Retirement: 401(k) plans take a different turn

Firms automatically enroll workers, choose certain funds and increase contributions

Published: Sunday, July 31 2005 12:00 a.m. MDT

In what marks the broadest effort yet to both simplify retirement savings and get larger numbers of people to save appropriately for life after work, companies are increasingly making 401(k) choices for their employees.

In recent years, companies have been trying to boost participation by automatically enrolling employees in their plans. Those efforts have been successful, and today nearly 20 percent of large U.S. businesses are automatically enrolling employees as opposed to making them sign up on their own, according to new research from Hewitt Associates, a Lincolnshire, Ill., human-resources services firm. That marks the highest level ever and represents a significant shift: For most of this decade, only about 14 percent of companies offered auto-enrollment.

But the latest efforts go beyond just enrolling people: Now many companies are taking the additional step of choosing certain funds as default options and even automatically increasing the amount employees contribute each year. In the past, the default option was typically a conservative money-market account, and employers left it up to workers to determine their contribution level. The goal now is to make sure employees invest the money in a more aggressive, but still prudent, way and thereby ultimately increase the size of their nest egg.

Many of the new default options involve so-called lifecycle funds, which automatically reallocate holdings among different asset classes as an employee ages. Last year, for example, nearly 1,200 employers added to their 401(k) plans lifecycle funds from Boston financial-services company Fidelity Investments, and 850 of those companies made the funds their default option, instead of plain-vanilla money-market funds. And already this year, more than 800 plans have adopted Fidelity's Annual Increase Program, a feature launched last summer that automatically ratchets higher the amount of money a worker saves annually. Other providers, including Charles Schwab & Co. and Vanguard Group, offer similar 401(k) plan features.
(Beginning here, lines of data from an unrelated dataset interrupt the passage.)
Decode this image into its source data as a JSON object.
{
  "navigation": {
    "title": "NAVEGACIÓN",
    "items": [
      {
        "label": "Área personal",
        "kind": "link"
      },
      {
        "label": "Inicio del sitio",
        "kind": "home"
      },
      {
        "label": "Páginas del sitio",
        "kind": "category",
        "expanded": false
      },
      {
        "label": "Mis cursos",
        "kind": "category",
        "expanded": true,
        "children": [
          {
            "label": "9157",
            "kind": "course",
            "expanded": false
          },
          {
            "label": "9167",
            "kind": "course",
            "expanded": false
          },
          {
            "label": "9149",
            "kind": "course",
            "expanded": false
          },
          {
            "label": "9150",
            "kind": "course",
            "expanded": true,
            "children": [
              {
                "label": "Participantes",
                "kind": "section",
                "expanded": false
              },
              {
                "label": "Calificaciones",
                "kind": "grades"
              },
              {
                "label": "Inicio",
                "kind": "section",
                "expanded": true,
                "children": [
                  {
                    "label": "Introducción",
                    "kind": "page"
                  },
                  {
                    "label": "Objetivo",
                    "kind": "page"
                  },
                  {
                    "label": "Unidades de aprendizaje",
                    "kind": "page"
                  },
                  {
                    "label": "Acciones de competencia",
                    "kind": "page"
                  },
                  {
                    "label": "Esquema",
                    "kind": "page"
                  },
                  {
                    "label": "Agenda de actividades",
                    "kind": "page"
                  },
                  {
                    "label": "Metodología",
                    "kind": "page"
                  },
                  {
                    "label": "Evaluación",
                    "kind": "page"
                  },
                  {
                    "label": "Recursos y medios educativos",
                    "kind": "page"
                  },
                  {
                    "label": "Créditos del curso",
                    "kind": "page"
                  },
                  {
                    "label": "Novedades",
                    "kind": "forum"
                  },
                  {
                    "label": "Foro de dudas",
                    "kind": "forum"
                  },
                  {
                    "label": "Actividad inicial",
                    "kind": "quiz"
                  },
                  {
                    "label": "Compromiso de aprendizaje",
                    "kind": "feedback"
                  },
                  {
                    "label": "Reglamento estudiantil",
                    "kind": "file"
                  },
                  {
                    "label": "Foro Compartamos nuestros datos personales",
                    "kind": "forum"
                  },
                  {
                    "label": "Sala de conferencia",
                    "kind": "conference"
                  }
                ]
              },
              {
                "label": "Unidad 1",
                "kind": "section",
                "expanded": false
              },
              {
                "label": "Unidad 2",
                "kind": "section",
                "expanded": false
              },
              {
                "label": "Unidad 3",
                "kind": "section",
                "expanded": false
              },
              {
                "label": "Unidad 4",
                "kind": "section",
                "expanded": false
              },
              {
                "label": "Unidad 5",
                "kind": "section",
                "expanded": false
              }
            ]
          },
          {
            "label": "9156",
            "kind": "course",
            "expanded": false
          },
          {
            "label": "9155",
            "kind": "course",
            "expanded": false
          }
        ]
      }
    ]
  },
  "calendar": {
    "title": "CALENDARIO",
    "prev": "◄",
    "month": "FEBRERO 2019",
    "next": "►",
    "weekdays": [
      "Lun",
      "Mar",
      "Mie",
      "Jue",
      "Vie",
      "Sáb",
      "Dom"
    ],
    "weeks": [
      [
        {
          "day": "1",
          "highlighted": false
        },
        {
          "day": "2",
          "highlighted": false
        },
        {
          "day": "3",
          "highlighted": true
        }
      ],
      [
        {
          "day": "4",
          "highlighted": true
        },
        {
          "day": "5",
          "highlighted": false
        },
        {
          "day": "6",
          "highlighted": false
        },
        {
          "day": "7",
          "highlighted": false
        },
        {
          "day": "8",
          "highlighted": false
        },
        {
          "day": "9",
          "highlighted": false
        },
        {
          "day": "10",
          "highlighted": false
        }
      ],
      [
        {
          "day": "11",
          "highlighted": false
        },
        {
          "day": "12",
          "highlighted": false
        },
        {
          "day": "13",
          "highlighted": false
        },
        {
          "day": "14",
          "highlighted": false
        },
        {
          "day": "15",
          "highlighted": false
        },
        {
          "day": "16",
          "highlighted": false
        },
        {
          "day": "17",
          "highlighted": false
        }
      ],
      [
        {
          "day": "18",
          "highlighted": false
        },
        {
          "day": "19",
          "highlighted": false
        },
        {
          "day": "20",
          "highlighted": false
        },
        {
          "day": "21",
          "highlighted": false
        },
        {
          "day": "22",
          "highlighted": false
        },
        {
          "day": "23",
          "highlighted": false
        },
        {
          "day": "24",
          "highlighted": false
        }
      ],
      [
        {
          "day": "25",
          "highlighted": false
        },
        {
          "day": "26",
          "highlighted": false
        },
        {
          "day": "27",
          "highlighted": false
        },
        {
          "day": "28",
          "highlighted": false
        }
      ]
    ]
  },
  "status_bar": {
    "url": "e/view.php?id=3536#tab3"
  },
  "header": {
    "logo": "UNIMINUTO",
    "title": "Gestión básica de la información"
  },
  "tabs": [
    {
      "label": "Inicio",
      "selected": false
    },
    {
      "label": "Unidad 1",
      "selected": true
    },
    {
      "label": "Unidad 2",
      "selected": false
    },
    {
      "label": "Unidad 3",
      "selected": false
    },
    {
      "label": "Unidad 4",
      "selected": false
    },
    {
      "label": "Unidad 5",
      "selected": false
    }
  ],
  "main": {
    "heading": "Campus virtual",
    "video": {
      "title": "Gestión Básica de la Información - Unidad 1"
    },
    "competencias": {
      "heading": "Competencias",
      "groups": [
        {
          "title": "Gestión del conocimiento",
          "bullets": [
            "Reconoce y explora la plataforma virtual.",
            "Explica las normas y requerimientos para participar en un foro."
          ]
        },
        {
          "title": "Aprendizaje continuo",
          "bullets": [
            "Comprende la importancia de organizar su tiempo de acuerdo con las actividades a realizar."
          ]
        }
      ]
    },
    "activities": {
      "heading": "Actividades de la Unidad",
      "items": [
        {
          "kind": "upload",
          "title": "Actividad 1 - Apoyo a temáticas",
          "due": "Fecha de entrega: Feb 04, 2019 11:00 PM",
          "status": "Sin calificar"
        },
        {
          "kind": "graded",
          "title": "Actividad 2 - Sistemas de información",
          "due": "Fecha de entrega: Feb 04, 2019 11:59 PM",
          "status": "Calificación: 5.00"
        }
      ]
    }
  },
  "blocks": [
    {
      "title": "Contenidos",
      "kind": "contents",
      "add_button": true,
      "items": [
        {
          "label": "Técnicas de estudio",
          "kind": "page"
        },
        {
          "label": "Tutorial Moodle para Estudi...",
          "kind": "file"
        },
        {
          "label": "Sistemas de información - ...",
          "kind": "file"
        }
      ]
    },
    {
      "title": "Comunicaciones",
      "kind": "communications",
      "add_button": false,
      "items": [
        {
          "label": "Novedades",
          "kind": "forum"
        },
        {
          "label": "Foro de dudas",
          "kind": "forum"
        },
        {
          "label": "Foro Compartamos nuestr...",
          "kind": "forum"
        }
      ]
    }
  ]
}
Automated 401(k) plans essentially use workers' natural inertia "for their benefit," says Doug Herron, chief financial officer of the Safelite Group Inc., based in Columbus, Ohio, which automatically enrolls employees in its plan and automatically escalates their annual savings.

Automation works by essentially turning the traditional 401(k) model inside out. Typically, workers must opt into a retirement plan and then determine for themselves how much to save, where to invest, when to rebalance their account and when to increase the amount of money taken from every paycheck — decisions they often never address.